3:2, 1:1, 5:4, 16:9 and so on. When we get a camera it comes complete with an aspect ratio. Indeed, some now come with a switch or menu item to simulate various aspect ratios, but basically our sensor size, film size, glass plate or paper negative gives us our aspect ratio.
And off we go and play with it.
It becomes our frame. The border we work within. It confines our vision and gives structure to our images. In fact, I struggle to think of anything which has a greater overall influence on our compositions than the aspect ratio of our chosen camera. It has a tendency to dictate to us how we compose our images.
But we don’t have to be limited by the ratio we are given by the camera. In fact I would put it more strongly than that. Our choice of aspect ratio shouldn’t be determined by our sensor ratio or film size. Rather, it should be governed by our subject matter and composition. We should be looking at our image making in the opposite way than most of us do.
It is so easy on location to work exclusively with the frame we are presented with, trying to fit the components before us into our rectangle. But in many cases this does not produce the strongest image. It is harder, but it is worth the effort, to look more closely at what the key elements of our image are and then visualise what aspect ratio best contains them.

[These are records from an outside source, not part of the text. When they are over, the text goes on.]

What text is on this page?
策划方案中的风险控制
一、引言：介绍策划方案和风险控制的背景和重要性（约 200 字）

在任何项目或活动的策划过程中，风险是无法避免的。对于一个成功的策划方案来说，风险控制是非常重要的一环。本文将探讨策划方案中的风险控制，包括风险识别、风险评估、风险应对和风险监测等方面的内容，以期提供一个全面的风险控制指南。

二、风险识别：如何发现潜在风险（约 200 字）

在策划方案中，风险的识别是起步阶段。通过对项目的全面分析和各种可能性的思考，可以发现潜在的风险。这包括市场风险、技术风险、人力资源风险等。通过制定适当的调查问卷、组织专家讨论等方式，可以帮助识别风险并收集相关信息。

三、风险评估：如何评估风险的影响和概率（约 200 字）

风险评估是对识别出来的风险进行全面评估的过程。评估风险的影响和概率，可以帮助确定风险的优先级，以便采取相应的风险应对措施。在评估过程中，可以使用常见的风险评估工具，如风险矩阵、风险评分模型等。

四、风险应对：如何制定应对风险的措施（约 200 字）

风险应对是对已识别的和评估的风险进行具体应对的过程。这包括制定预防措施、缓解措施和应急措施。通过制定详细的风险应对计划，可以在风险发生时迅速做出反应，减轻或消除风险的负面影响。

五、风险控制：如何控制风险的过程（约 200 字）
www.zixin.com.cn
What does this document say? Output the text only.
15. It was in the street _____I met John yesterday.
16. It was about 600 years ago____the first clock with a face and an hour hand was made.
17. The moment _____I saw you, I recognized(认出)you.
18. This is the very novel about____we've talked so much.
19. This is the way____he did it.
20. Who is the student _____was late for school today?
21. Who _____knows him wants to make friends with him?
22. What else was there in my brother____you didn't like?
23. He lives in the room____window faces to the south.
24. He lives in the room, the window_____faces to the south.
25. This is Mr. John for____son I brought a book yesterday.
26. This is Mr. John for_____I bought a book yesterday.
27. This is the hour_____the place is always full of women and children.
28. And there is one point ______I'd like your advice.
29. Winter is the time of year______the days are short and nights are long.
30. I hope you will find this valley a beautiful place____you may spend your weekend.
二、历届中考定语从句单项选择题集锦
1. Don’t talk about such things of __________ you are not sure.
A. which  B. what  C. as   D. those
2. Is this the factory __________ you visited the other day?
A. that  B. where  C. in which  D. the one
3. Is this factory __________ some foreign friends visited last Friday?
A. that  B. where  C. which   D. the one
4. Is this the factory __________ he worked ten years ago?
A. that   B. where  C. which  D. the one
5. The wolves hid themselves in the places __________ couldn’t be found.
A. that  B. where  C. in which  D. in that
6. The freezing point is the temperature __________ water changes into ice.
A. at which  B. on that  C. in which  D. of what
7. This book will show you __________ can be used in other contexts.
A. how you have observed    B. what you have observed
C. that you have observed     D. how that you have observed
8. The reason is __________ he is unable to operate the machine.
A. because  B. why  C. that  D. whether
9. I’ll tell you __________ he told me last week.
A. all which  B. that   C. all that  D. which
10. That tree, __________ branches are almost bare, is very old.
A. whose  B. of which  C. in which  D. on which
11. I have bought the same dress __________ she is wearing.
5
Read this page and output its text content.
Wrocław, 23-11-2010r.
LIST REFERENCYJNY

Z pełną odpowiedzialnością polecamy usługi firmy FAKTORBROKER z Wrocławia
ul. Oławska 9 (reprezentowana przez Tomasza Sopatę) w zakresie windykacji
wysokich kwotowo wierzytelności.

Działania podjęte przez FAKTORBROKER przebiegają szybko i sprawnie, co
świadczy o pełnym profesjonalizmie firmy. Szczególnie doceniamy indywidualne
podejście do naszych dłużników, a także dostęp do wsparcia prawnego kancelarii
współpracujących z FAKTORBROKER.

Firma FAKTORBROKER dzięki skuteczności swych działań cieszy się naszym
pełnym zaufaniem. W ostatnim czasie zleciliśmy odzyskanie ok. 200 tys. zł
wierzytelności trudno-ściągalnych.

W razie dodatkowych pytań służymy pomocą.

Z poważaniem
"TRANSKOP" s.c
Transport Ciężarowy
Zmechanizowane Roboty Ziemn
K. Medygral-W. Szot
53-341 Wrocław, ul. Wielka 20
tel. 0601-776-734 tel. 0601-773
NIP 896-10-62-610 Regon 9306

This means either having a good visual ability to frame the scene in our head, or, it is very worthwhile to carry some of those cardboard frames in different ratios through which we can view the scene and examine carefully the possibilities. We may have seen photographers using them and thought they look a bit pretentious or silly, but in fact, this approach works really well. We can both use frames with different aspect ratios and move them closer to our eyes or further away to simulate the effect of shooting at different focal lengths. We can then select the appropriate lens and frame the image, admittedly using the ratio of our camera, but placing objects in the frame in readiness for cropping the image later.
Some photographers are using compact cameras with aspect ratio switches to make test shots, experimenting with framing options before setting up and framing accordingly with their main camera (Joe Cornish, for example, is seen doing this in his superb video, “With Landscape in Mind” http://tinyurl.com/8z9k9dc , if you haven’t bought the DVD yet, I really recommend you do.)
You might feel you can just frame up the image with your sensor aspect ratio and crop later (and you can) but a more thoughtful and considered approach will nearly always lead to a better image.
Something I notice when teaching my workshops is, relatively, how rarely most camera users think in portrait orientation. Most cameras are designed in landscape orientation and so it is much easier to work that way. But so many images are stronger in the vertical.
How do you decide? Personally, I look at the “shape” of what I am photographing. Does the interest spread width ways, or does it run vertically? Is what is off to the left and right of interest, or is it dull? How best can I fill the frame with interest? Or, conversely, if working on a minimalist image, which orientation gives the greatest feeling of space or places the space in the most effect place in the frame?
Many landscapers choose a camera with a ‘full frame’, that is with a 3:2 aspect ratio mimicking the ratio of 35mm film cameras. This gives a bright viewfinder and a feeling of space and ‘width’ which landscapers tend to want. However, and this is just my personal view, this aspect ratio tends to give slightly long, thin images, especially when viewed in portrait orientation. Sometimes this can be used to advantage such as when shooting wide sweeping landscapes. But I find it often makes for a more pleasing composition with better balance to crop these images to the 5 x 4 format used by the large format camera users. This gives a closer ratio between the width and height which seems, to my eye at least, to be sensibly weighted without the stretch of the 3:2. I have seen full frame users who mask off the live view screen on their camera with tape to a 5:4 ratio to help them compose this way.
Mr. Hasselblad had a different view on aspect ratios. He felt, rightly in my view, that the most sensible ratio for a round lens was 1:1, the famous square frame of the Blad. This makes the best use of the image projected by the lens. The square format is one photographers seem to either love or hate. For me, it is my favorite format. It suits my love of symmetry and it gives a certain ‘constraint’ to images which is hard to describe, but when used well, images in 1:1 seem well balanced. For me they have a purity about them. I am delighted to see many modern digital cameras will allow a 1:1 view on the live view screen, cropping the image for you in camera.
So I would urge you to consider the final crop/aspect ratio right at the beginning of the composition process, not as an afterthought later. While sometimes after the event, when we view our images on the large screen of our computer we do become aware of images within images, or more pleasing crops, I am convinced it will lead to stronger images in the majority of cases if we make this choice a conscious creative decision as we place key objects in the frame. If this is something you don’t currently do, try it, see what you think.